Training the diffusion model in this project is similar as in the DDPM or DDIM papers. Because even using auxiliary classifier, they are trained independently. The minimal code to train the diffusion model is as follows, which is based on the code from file image_train.py and train_util.py

# run loop
def run_loop(self):
    while some_conditions:
        batch, cond = next(self.data)
        # run one step
        self.forward_backward(batch, cond)
        took_step = self.mp_trainer.optimize(self.opt)
        if took_step:
            self._update_ema()
        self._anneal_lr()
        self.log_step()
    return None

# forward and backward
def forward_backward(self, batch, cond):
    self.mp_trainer.zero_grad()

    for i in range(0, batch.shape[0], self.microbatch):
        micro, micro_cond = ... 

        # sampling time step t and the weights from a schedule sampler (e.g, uniform))
        t, weights = self.schedule_sampler.sample(micro.shape[0], dist_util.dev())

        compute_losses = functools.partial(
                self.diffusion.training_losses,
                self.ddp_model,
                micro,
                t,
                model_kwargs=micro_cond,
            )
        losses = compute_losses()

        loss = (losses["loss"] * weights).mean()

        self.mp_trainer.backward(loss)
    
    return None

# where the diffusion.training_losses is defined as follows in the file gaussian_diffusion.py

def training_losses(self, model, x_start, t, model_kwargs=None, noise=None):

    # sample x_t from the unconditional forward process
    x_t = self.q_sample(x_start, t, noise=noise)

    # consider the MSE loss only 
    model_output = model(x_t, self._scale_timesteps(t), **model_kwargs)

    # get target from the reverse process
    target = {
                ModelMeanType.PREVIOUS_X: self.q_posterior_mean_variance(
                    x_start=x_start, x_t=x_t, t=t
                )[0],
                ModelMeanType.START_X: x_start,
                ModelMeanType.EPSILON: noise,
            }[self.model_mean_type]
    

    terms["mse"] = mean_flat((target - model_output) ** 2)
    return terms

How to train the classifier

In the following code snippet, we will go through the minimal code to train the classifier. The code is based on the file classifier_train.py. It is worth noting that the classifier can be trained on either training set or generated images from the diffusion model, controlled by the parameter args.noised

def main():
    # create unet and scheduler of the diffusion model
    model, diffusion = create_model_and_diffusion()

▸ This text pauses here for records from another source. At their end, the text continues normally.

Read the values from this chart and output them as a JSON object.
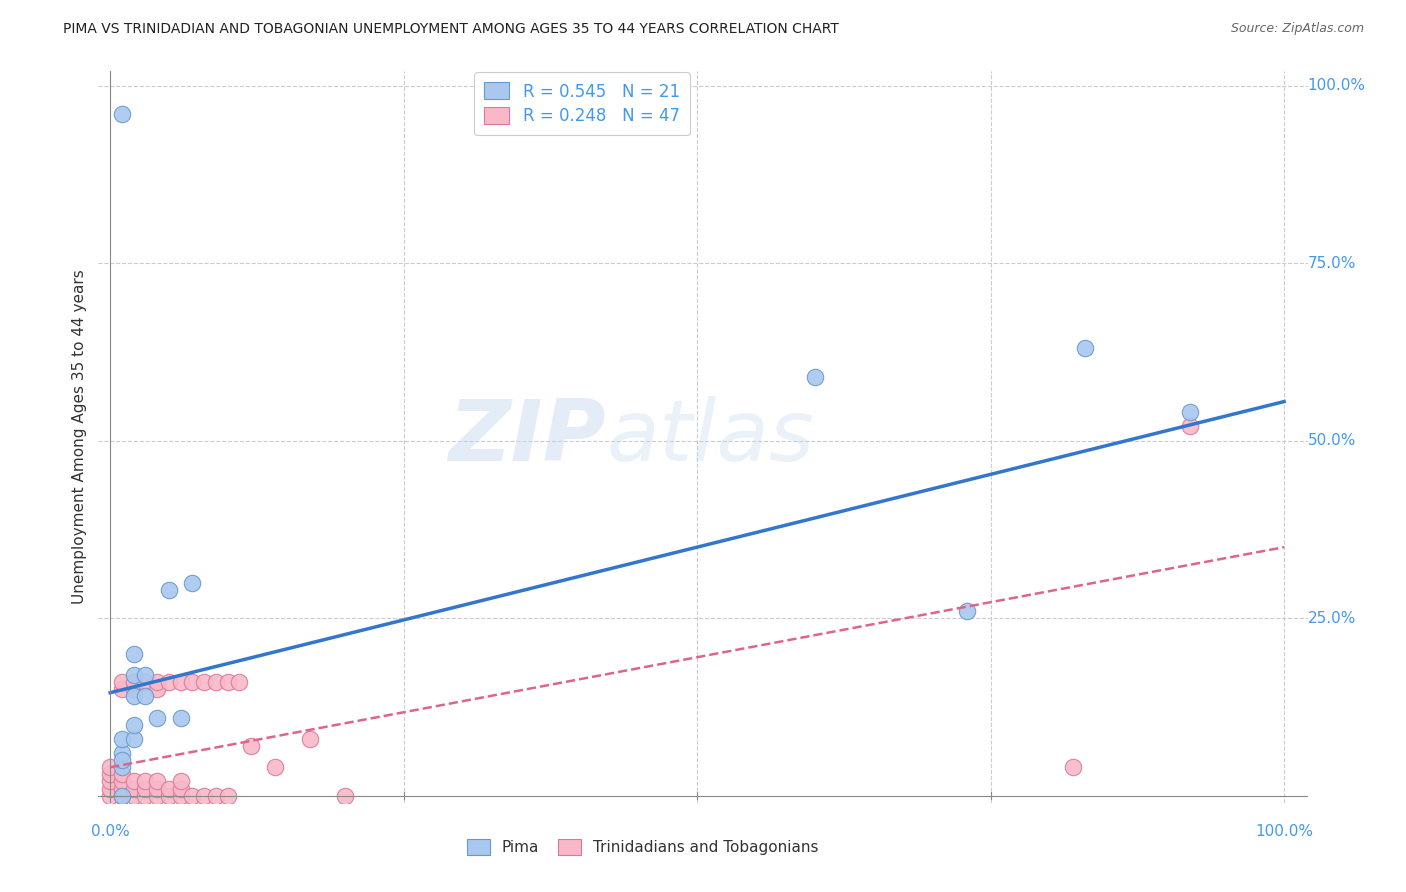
{
  "title": "PIMA VS TRINIDADIAN AND TOBAGONIAN UNEMPLOYMENT AMONG AGES 35 TO 44 YEARS CORRELATION CHART",
  "source": "Source: ZipAtlas.com",
  "ylabel": "Unemployment Among Ages 35 to 44 years",
  "xlim": [
    -0.01,
    1.02
  ],
  "ylim": [
    -0.01,
    1.02
  ],
  "pima_color": "#a8c8f0",
  "pima_edge_color": "#6699cc",
  "trini_color": "#f8b8c8",
  "trini_edge_color": "#dd7799",
  "pima_line_color": "#3377cc",
  "trini_line_color": "#dd6688",
  "tick_color": "#4499ee",
  "pima_R": 0.545,
  "pima_N": 21,
  "trini_R": 0.248,
  "trini_N": 47,
  "watermark_zip": "ZIP",
  "watermark_atlas": "atlas",
  "pima_scatter_x": [
    0.01,
    0.01,
    0.01,
    0.01,
    0.01,
    0.02,
    0.02,
    0.02,
    0.02,
    0.02,
    0.03,
    0.03,
    0.04,
    0.05,
    0.06,
    0.07,
    0.01,
    0.6,
    0.73,
    0.83,
    0.92
  ],
  "pima_scatter_y": [
    0.0,
    0.04,
    0.06,
    0.08,
    0.05,
    0.14,
    0.17,
    0.2,
    0.08,
    0.1,
    0.14,
    0.17,
    0.11,
    0.29,
    0.11,
    0.3,
    0.96,
    0.59,
    0.26,
    0.63,
    0.54
  ],
  "trini_scatter_x": [
    0.0,
    0.0,
    0.0,
    0.0,
    0.0,
    0.01,
    0.01,
    0.01,
    0.01,
    0.01,
    0.01,
    0.02,
    0.02,
    0.02,
    0.02,
    0.02,
    0.03,
    0.03,
    0.03,
    0.03,
    0.04,
    0.04,
    0.04,
    0.04,
    0.04,
    0.05,
    0.05,
    0.05,
    0.06,
    0.06,
    0.06,
    0.06,
    0.07,
    0.07,
    0.08,
    0.08,
    0.09,
    0.09,
    0.1,
    0.1,
    0.11,
    0.12,
    0.14,
    0.17,
    0.2,
    0.82,
    0.92
  ],
  "trini_scatter_y": [
    0.0,
    0.01,
    0.02,
    0.03,
    0.04,
    0.0,
    0.01,
    0.02,
    0.03,
    0.15,
    0.16,
    0.0,
    0.01,
    0.02,
    0.15,
    0.16,
    0.0,
    0.01,
    0.02,
    0.16,
    0.0,
    0.01,
    0.02,
    0.15,
    0.16,
    0.0,
    0.01,
    0.16,
    0.0,
    0.01,
    0.02,
    0.16,
    0.0,
    0.16,
    0.0,
    0.16,
    0.0,
    0.16,
    0.0,
    0.16,
    0.16,
    0.07,
    0.04,
    0.08,
    0.0,
    0.04,
    0.52
  ],
  "pima_line_x0": 0.0,
  "pima_line_y0": 0.145,
  "pima_line_x1": 1.0,
  "pima_line_y1": 0.555,
  "trini_line_x0": 0.0,
  "trini_line_y0": 0.04,
  "trini_line_x1": 1.0,
  "trini_line_y1": 0.35,
  "marker_size": 140
}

    # init schedule sampler
    if args.noised:
        schedule_sampler = create_named_schedule_sampler(
            args.schedule_sampler, diffusion)

    # create optimizer
    mp_trainer = MixedPrecisionTrainer(
        model=model, use_fp16=args.classifier_use_fp16, initial_lg_loss_scale=16.0)

    # create unet model? repeat from previous step
    model = DDP(model, ...)

    # create data loader 
    data = load_data(...)

    # create optimizer
    opt = AdamW(mp_trainer.master_params, lr=args.lr, weight_decay=args.weight_decay)

References

Yang Song, Jascha Sohl-Dickstein, Diederik P. Kingma, Abhishek Kumar, Stefano Ermon, and Ben Poole. Score-based generative modeling through stochastic differential equations. ICLR 2021.

Song, Jiaming, Chenlin Meng, and Stefano Ermon. “Denoising Diffusion Implicit Models.” ICLR. 2020.